VANOC hopes to press corporate sponsors to do the right thing and cough up tickets they know will not be used. An approved ticket exchange program is also being worked out.

Mr. Cobb acknowledged that the fewer events and the popularity of winter sports in Canada makes tackling the empty-seat syndrome easier for them than for any city playing host to a Summer Olympics.

"We will have 1.6 million tickets compared with 6.8 million in Beijing, and the 15 sports of the Winter Olympics are all very well known," he said. "One of the big problems at other Olympics is the number of sports the host country is unfamiliar with. So we are in a much better position."

Mr. Furlong can't resist adding another built-in advantage Vancouver has: "that fantastic natural backdrop."

At the same time, many aspects of the Beijing Games did sufficiently impress VANOC's 38-member team of observers that they are taking home some valuable operating lessons.

Security is one.
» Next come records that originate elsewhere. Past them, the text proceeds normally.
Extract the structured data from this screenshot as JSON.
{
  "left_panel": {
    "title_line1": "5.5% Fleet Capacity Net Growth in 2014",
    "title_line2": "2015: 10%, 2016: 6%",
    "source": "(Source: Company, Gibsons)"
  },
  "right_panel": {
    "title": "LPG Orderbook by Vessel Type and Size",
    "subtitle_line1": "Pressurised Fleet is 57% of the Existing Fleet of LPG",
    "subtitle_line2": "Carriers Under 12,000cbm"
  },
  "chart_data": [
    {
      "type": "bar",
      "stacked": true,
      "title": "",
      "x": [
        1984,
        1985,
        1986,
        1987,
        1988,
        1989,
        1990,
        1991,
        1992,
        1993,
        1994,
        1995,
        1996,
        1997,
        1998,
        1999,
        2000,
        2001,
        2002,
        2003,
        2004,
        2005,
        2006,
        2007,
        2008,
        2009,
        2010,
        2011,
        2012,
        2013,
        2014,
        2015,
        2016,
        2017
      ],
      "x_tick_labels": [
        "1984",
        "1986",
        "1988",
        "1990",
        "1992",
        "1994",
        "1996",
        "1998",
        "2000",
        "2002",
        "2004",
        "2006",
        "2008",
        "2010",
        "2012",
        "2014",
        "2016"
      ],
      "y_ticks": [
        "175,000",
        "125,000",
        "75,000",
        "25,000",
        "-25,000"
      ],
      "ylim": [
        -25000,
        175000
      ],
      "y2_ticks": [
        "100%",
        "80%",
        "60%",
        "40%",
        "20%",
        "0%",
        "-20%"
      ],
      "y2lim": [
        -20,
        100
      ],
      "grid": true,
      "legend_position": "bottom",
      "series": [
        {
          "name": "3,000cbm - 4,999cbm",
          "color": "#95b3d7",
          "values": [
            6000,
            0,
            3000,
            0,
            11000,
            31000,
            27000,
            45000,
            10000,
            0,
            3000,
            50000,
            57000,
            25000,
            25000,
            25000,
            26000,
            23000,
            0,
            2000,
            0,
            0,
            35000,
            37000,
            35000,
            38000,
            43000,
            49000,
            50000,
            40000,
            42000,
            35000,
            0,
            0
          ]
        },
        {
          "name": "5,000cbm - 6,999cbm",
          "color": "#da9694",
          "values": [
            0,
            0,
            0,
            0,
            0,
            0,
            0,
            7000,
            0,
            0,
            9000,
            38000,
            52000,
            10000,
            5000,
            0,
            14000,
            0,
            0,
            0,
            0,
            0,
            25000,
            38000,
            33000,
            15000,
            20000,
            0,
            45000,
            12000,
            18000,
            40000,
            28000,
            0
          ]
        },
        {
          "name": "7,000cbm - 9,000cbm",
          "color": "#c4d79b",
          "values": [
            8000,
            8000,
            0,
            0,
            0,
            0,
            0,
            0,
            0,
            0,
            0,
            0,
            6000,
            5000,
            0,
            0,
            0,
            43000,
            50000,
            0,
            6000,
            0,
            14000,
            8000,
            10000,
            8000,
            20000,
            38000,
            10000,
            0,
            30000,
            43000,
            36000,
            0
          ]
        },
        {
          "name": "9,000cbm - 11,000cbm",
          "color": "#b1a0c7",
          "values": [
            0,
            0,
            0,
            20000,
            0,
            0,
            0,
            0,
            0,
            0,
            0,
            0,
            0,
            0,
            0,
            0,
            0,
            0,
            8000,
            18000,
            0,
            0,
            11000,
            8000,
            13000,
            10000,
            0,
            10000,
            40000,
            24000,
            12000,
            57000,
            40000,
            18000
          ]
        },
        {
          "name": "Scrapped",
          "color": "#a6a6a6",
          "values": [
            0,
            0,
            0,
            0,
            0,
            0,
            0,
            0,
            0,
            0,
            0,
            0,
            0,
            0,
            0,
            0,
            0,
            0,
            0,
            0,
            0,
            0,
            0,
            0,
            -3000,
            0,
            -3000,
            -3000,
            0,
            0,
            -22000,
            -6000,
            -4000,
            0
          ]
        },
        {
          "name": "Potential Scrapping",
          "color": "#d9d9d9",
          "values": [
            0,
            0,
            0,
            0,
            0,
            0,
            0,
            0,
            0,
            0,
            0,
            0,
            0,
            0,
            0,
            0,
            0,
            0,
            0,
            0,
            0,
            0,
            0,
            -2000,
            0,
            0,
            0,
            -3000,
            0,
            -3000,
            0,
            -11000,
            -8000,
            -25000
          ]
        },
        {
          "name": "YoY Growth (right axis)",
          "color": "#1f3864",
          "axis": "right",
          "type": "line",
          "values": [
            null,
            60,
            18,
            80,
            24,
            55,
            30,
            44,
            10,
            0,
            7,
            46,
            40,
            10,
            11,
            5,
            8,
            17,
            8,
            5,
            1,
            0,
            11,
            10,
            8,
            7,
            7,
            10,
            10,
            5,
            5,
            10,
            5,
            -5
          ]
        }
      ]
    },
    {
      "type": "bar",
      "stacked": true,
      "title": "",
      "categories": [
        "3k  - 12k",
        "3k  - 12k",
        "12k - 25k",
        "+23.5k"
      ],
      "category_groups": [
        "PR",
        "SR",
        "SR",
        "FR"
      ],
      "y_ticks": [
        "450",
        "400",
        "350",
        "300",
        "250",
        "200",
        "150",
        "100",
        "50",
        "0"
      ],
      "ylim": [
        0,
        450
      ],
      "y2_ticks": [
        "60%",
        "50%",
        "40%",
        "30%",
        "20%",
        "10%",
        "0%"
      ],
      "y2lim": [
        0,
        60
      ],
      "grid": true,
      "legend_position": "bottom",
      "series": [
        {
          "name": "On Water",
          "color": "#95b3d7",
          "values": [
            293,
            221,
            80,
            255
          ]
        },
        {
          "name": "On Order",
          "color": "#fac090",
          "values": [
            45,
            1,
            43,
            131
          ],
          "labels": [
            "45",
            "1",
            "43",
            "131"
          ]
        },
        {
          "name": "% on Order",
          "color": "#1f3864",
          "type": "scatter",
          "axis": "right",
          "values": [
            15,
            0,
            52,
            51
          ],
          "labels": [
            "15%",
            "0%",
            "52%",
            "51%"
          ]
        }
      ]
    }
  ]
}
Against all expectations, Beijing organizers set up security checkpoints, staffed by polite young volunteers, that were fast and efficient.

VANOC was also intrigued by the system of briskly preclearing members of the news media at their residences and busing them directly to the Main Press Centre, rather than having everyone wait grumpily in long lines outside the facility for their security clearance.

The Vancouver observers also thought the dedicated Olympic traffic lanes worked well, although there will be far more walking to 2010 venues than was possible in spread-out Beijing.

And they were totally captivated by the Summer Games' vast army of helpful, smiling volunteers.

VANOC officials were impressed as well by the spectacular Olympic look of the city, with banners, flags and billboards everywhere, and the speed with which Olympic arrivals were processed at Beijing's stunning new airport.

And Mr. Cobb said Beijing did a superb job of moving large numbers of people in and out of large venues, such as the Bird's Nest. It helped that there were vast empty spaces outside most of the venues, a luxury Vancouver does not have.

"We are quite envious," he confessed. "We have much smaller spaces, and the flow of people is a problem we are going to have to meet head on."

With its smaller budget, smaller scope and cold winter sports (many countries in the world barely know a luge from a pineapple), the 2010 Winter Games, Canada's third Olympics, has a tough task ahead to find its place in the Olympic pantheon of "greatest Games ever," now that Beijing has gone over the top.

But Mr. Furlong simply isn't worried, despite spending enough time here surrounded by the spectacle "to need two haircuts."

"I really don't think people are going to compare the two Games. A month from now, people will remember Beijing and then move on. ... We have a very good reputation in the world, and we've made our Games about the whole country," Mr. Furlong said.

"That's unique for the Olympics, and our expectations of delivering a magnificent Games are very high."

Michael Payne, the IOC's former marketing director and now an independent consultant, agrees that the tireless Mr. Furlong's expectations are well founded.

"The Winter Games don't pretend to compete with the noise level of the Summer Games," he told the SportsBusiness Journal this week. "But Vancouver is such a perfect destination in a country that is passionate about Olympic sports ... that the experience and atmosphere there in 2010 is going to be stunning."